We "forced" her in to rehab by giving her the option of leaving our house and no support from us or rehab. We gave her the number to call and were ready to pack her things and rekey the locks. She called and started a week later. She spent the first two weeks violently manipulating and denying and being angry/hostile/miserable. As part of the program my husband and I were required to do codependency class and family group meetings. I found and went to every Al Anon meeting I could and continue to do so. It helped so that when she'd start with the manipulation (saying how unfair it was that she couldn't keep her job, or go on a family trip, or attend graduation ceremonies because we forced her in to rehab) I could detach and say calmly, "I know it must feel very disappointing to you but you can quit rehab any time you'd like. It's your choice." It changed the dynamic and she started listening. She met other addicts and started finally hearing the "not yet" as "what's going to happen if I don't change"

Will it be the last battle we have with addiction? Will she relapse? Is she really being truthful and honest and clean, or does she sneak a bit? I honestly don't know. But no matter what she's gotten something out of it. She's at least been exposed to the tools and knows what it looks like to be out of control vs. sober.

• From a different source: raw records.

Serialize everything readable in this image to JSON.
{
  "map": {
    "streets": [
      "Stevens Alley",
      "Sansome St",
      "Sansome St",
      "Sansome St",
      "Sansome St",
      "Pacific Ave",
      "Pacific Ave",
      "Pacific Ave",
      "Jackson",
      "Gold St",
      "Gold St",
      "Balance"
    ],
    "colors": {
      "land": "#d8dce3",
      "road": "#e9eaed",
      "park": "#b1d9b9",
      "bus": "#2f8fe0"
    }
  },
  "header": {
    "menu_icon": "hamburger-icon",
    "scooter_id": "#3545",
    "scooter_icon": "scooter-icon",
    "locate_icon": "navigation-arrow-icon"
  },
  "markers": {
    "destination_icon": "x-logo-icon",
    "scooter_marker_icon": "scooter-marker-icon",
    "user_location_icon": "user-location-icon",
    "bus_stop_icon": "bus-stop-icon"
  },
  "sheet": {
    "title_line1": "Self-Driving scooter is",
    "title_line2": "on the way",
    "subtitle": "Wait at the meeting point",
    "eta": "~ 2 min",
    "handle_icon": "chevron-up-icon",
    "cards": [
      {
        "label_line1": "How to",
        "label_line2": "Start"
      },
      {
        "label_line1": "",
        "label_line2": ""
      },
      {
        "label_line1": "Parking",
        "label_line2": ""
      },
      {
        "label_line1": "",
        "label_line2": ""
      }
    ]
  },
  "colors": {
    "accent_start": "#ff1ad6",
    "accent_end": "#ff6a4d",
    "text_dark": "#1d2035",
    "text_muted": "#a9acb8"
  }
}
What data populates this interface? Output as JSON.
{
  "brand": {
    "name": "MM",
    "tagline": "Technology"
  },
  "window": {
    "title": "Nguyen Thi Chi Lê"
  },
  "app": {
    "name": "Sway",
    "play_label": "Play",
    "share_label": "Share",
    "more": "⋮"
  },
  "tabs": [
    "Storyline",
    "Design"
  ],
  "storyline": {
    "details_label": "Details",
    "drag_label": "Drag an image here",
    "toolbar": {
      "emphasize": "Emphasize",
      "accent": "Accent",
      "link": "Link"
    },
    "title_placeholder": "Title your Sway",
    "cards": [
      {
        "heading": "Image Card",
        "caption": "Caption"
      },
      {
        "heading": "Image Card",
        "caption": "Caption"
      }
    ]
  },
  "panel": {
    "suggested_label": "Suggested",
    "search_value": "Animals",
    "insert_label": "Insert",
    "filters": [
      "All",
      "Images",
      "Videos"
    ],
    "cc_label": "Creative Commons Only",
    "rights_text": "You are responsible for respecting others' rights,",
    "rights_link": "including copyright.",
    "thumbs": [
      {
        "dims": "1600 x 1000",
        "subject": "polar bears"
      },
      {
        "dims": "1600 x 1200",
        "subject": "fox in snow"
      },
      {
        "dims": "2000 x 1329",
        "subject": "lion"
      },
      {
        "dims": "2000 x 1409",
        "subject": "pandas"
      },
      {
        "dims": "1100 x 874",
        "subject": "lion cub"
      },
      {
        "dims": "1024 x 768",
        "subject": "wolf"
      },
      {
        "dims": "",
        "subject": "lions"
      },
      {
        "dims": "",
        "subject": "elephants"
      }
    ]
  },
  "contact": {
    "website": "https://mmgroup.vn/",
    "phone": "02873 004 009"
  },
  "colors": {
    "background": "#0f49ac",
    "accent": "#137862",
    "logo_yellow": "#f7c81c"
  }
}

But most importantly, I've changed. Her consequences are hers. Her life, her body, her future is hers. I don't take it on anymore. I worry and I fret and I struggle but I zip my lips, let go, let her Higher Power have His way, and go to a meeting. I love her beyond all beyonds. She is the daughter of my heart. But this is her battle and while I would move the sun and moon and stars to help her, she has to do it. I'll be here cheering but it's her race, her journey, her demons.